The 22-year-old senior died Aug. 28, 2011, nearly a week after he collapsed at a practice at Frostburg State University, where he was a fullback.

It was later determined that a helmet-to-helmet hit contributed to Sheeley’s death, ESPN.com reported. His mother told Patch that he suffered from what is known as second impact syndrome. He already had a concussion before the helmet-to-helmet blow.

“In my heart I don’t think he played through a concussion,” Kristen Sheely said. “I don’t think he knew he had one.”

According to his mother, Derek Sheely was “in the best shape of his life.” He wanted to work for the CIA after he graduated. 

Kristen Sheely said her son was tough, but he wasn’t the type of athlete who’d play through a serious injury. She said he had never had any reported concussions.

The family got the call their son was in the hospital during breakfast the morning after they drove their daughter Keyton Sheely to Penn State to start her freshman year.

“This just isn’t supposed to happen,” his mother said. “We always hear that in time it will heal, but time makes it worse. The distance grows between now and the time we were with him.”
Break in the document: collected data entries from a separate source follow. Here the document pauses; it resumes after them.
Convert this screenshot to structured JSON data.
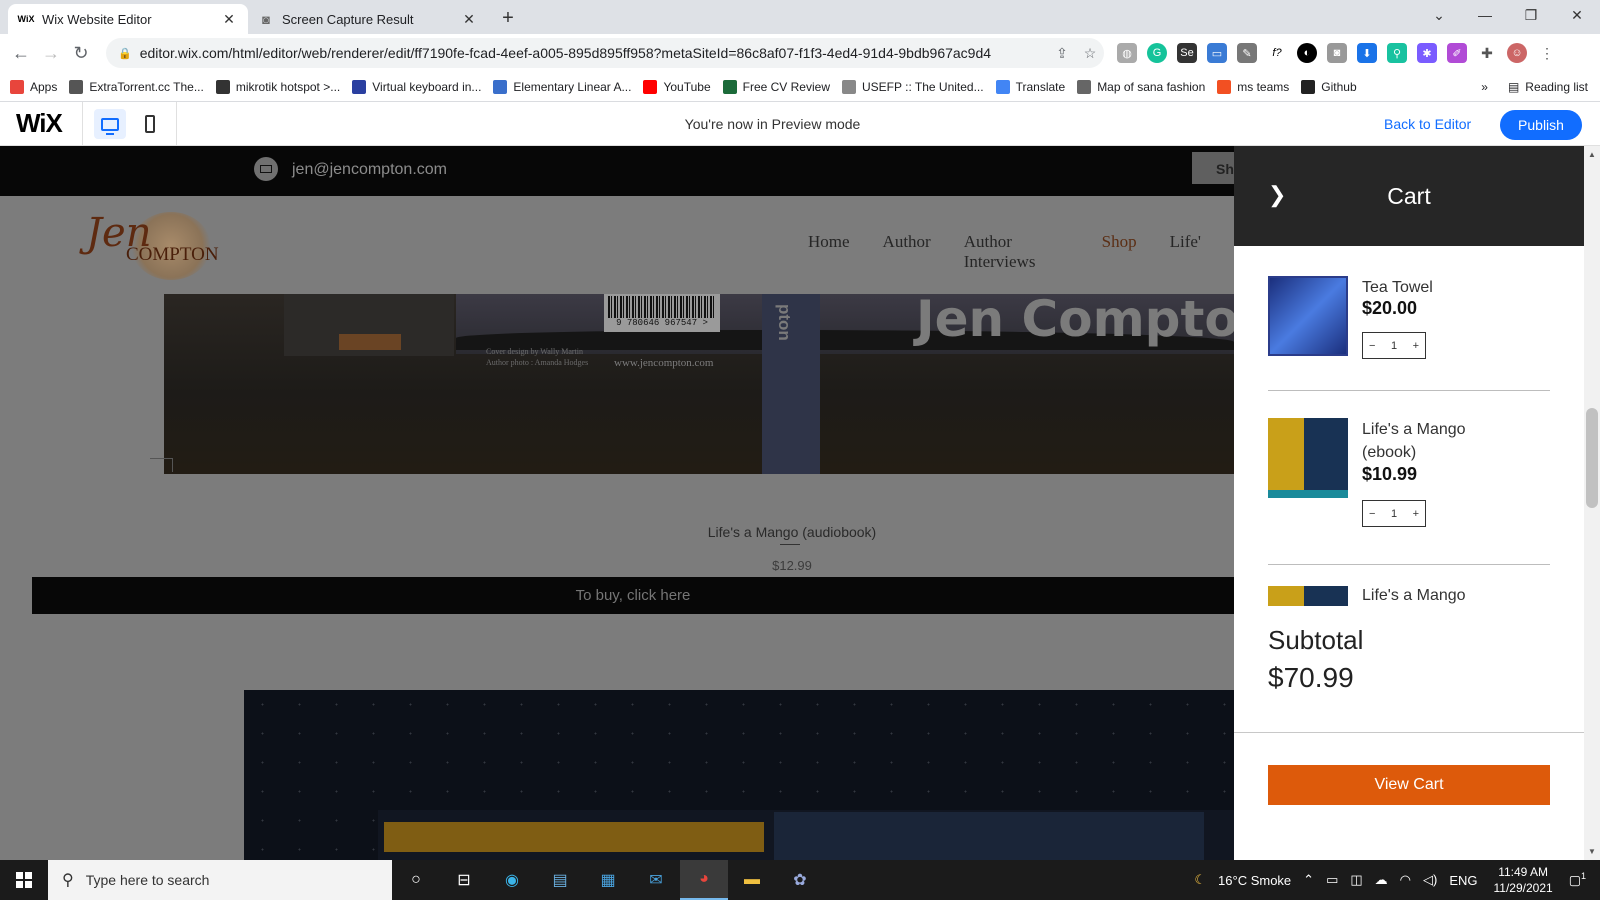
{
  "browser": {
    "tabs": [
      {
        "title": "Wix Website Editor",
        "favicon": "WiX",
        "active": true
      },
      {
        "title": "Screen Capture Result",
        "favicon": "camera-icon",
        "active": false
      }
    ],
    "url": "editor.wix.com/html/editor/web/renderer/edit/ff7190fe-fcad-4eef-a005-895d895ff958?metaSiteId=86c8af07-f1f3-4ed4-91d4-9bdb967ac9d4",
    "bookmarks": [
      {
        "label": "Apps",
        "color": "#e8453c"
      },
      {
        "label": "ExtraTorrent.cc The...",
        "color": "#555555"
      },
      {
        "label": "mikrotik hotspot >...",
        "color": "#333333"
      },
      {
        "label": "Virtual keyboard in...",
        "color": "#2a3fa0"
      },
      {
        "label": "Elementary Linear A...",
        "color": "#3a6fcb"
      },
      {
        "label": "YouTube",
        "color": "#ff0000"
      },
      {
        "label": "Free CV Review",
        "color": "#1c6b3a"
      },
      {
        "label": "USEFP :: The United...",
        "color": "#888888"
      },
      {
        "label": "Translate",
        "color": "#4285f4"
      },
      {
        "label": "Map of sana fashion",
        "color": "#666666"
      },
      {
        "label": "ms teams",
        "color": "#f25022"
      },
      {
        "label": "Github",
        "color": "#222222"
      }
    ],
    "bookmarks_more": "»",
    "reading_list": "Reading list"
  },
  "wix": {
    "logo": "WiX",
    "preview_message": "You're now in Preview mode",
    "back_to_editor": "Back to Editor",
    "publish": "Publish"
  },
  "site": {
    "email": "jen@jencompton.com",
    "shop_btn": "Sh",
    "logo_script": "Jen",
    "logo_text": "COMPTON",
    "nav": [
      "Home",
      "Author",
      "Author Interviews",
      "Shop",
      "Life'"
    ],
    "cover": {
      "barcode_number": "9 780646 967547 >",
      "credits_line1": "Cover design by Wally Martin",
      "credits_line2": "Author photo : Amanda Hodges",
      "website": "www.jencompton.com",
      "spine_text": "pton",
      "name": "Jen Compton"
    },
    "product_title": "Life's a Mango (audiobook)",
    "product_price": "$12.99",
    "buy_button": "To buy, click here"
  },
  "cart": {
    "title": "Cart",
    "items": [
      {
        "name": "Tea Towel",
        "price": "$20.00",
        "qty": "1"
      },
      {
        "name": "Life's a Mango (ebook)",
        "price": "$10.99",
        "qty": "1"
      },
      {
        "name": "Life's a Mango",
        "price": "",
        "qty": ""
      }
    ],
    "subtotal_label": "Subtotal",
    "subtotal_value": "$70.99",
    "view_cart": "View Cart"
  },
  "taskbar": {
    "search_placeholder": "Type here to search",
    "weather": "16°C  Smoke",
    "language": "ENG",
    "time": "11:49 AM",
    "date": "11/29/2021",
    "notification_count": "1"
  }
}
Kristen Sheely said the family has been working with researchers at Penn State and Frostburg to create a case study for what happened to Derek. Saturday’s race is part of a broader effort to raise awareness about concussions and other forms of traumatic brain injuries.

But it’s only a part of the work, she said.

Not only should athletes know the symptoms of brain injuries, she said, they’ve also got to recognize the consequences.

“Maybe there can be some lessons learned so that it won’t happen again,” Sheely said.